東史郎日記 东史郎 8032 2018-03-16
我們分別住宿在支那人家。支那人的房屋牆壁是用泥土造的,有兩尺厚,無論如何都無法讓我呼呼大睡。我們分隊住宿的那家,大門里左邊有一間屋,最裡邊也有一間屋,右側是堆積高粱穀子的地方,泥土牆塌了些,家裡很髒。我根本無意住在這麼臟的人家。我倒覺得住在露天下比這還好呢。如果今後仍不得不住這樣房屋的話,那就糟了。我還抱著一種奢侈的不安。那時,只要是支那人家的房子,即使是算乾淨一些的,我大概也根本沒心思去躺下來。 野口一等兵曾是川崎造船所的工人。他在滿洲駐紮過,已經習慣了這樣的房屋,在這種房子裡,他知道怎樣去防寒防暑。他很聰明,會幹裁縫活兒,又會燒飯做菜。而且,他還非常喜歡做飯。不管多麼疲勞,他都是高高興興地去做飯。做飯對於他來說,好像是忘記疲勞的一種安慰。他就是這麼個人,所以,別人輪到做飯時,和他說一句,他常常一人就承擔下來。這樣一來,他看時又要發火:"怎麼就讓我一人幹!"他一發火,就讓鍋下面的火自燃自滅,他不會去管它的。這時,其他的士兵沒辦法,又頂了上去。他咕噥咕噥發牢騷,抽著煙。

但瞅准機會再說幾句好話,他又過來乾了。因為喜歡做飯,又是個貪嘴的人,所以,他常被胃痛搞得很煩。今晚也是他的案板功夫慰勞了我們的腸胃。 "到了夜裡會轉冷的。"野口得意洋洋地上了炕給我們解釋說。雖然到了半夜就會冷,夜裡還有陽光的餘溫,地面被烤著,還不冷,用不著火炕。不過自以為什麼都知道的野口的鼻子已經有些不通了。但誰也沒躺在那個熱烘烘的炕上,只有野口一個人在尷尬地擦著汗。只要他不燒炕,屋內的廚房就不會有夜露,所以,我們故意在蝎子活躍的屋外,頭頂星星看著他。 這家有一個小孩和小孩的爺爺。一個女人也沒見到。 我抓住爺爺,用漢語問他喜歡不喜歡共產黨,但他沒懂我的意思。我寫下了"共產主義"四個字,但他還是沒理解。牆壁四處貼著日本宣撫組寫的宣傳文字。小孩很可愛,我給了他一顆糖和五錢。屋子裡有月份牌,是九月十五日,星期三。

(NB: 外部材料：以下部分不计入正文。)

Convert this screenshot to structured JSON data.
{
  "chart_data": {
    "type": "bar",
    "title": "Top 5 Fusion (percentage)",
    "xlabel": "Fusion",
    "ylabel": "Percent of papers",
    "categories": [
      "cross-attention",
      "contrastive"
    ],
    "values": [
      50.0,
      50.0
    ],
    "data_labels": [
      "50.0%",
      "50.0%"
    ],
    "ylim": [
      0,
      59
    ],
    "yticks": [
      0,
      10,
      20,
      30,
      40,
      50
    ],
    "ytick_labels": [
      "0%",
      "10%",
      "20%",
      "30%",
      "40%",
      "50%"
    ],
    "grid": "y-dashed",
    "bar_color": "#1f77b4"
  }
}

十六日早上八點半,我們離開了軍糧城。在骯髒的農夫和討厭的豬以及許多飛來跑去的雞當中,部隊排好了隊伍。 一想到悶熱、沉重、痛苦、難受的行軍,我們就不由得愁眉苦臉,但是,這是在支那農夫、支那豬和支那雞的面前,所以,我們精神抖擻,在像是從地里長出來似的泥土房屋構成的村落中行進,我們感到很氣憤,有鐵路通向天津卻不利用,我們不理解。有的士兵這樣說:"這條鐵路屬於英國。為了阻礙我們行軍,不讓我們利用。"以為這條鐵路是英國的我們,在暑熱難受的逼迫下喊起了"打倒英國"的口號。 路上盡是灰塵,我們的軍靴就像走在黃色的麵粉上一樣,一腳踏下去,灰塵四起。路兩側的高粱長得高高的,完全擋住了風。太陽就像從上往下直射一樣烤人。汗水不停地從我們的身體中蒸發出來,幾乎要把我們蒸烤成木乃伊。遮陽帽的帽簷被不停流出的汗水濕透了,軍服與背包接觸的部分最先濕透,接著,扛著槍的右臂時彎處全是黑黑的汗水,最後就是打到膝蓋處的綁腿也濕透了。於是,軍服不停地受到汗水的侵犯,散發出混合著汗水、灰塵、污垢的惡臭。每隔四十五分鐘休息一次,但最後的五分鐘如不使出全身的氣力,恐怕連一步也走不了。在戰場上需要體力,同時更加需要氣力。到了下午,開始不停地有人倒下來。每隔一百米就有人落伍。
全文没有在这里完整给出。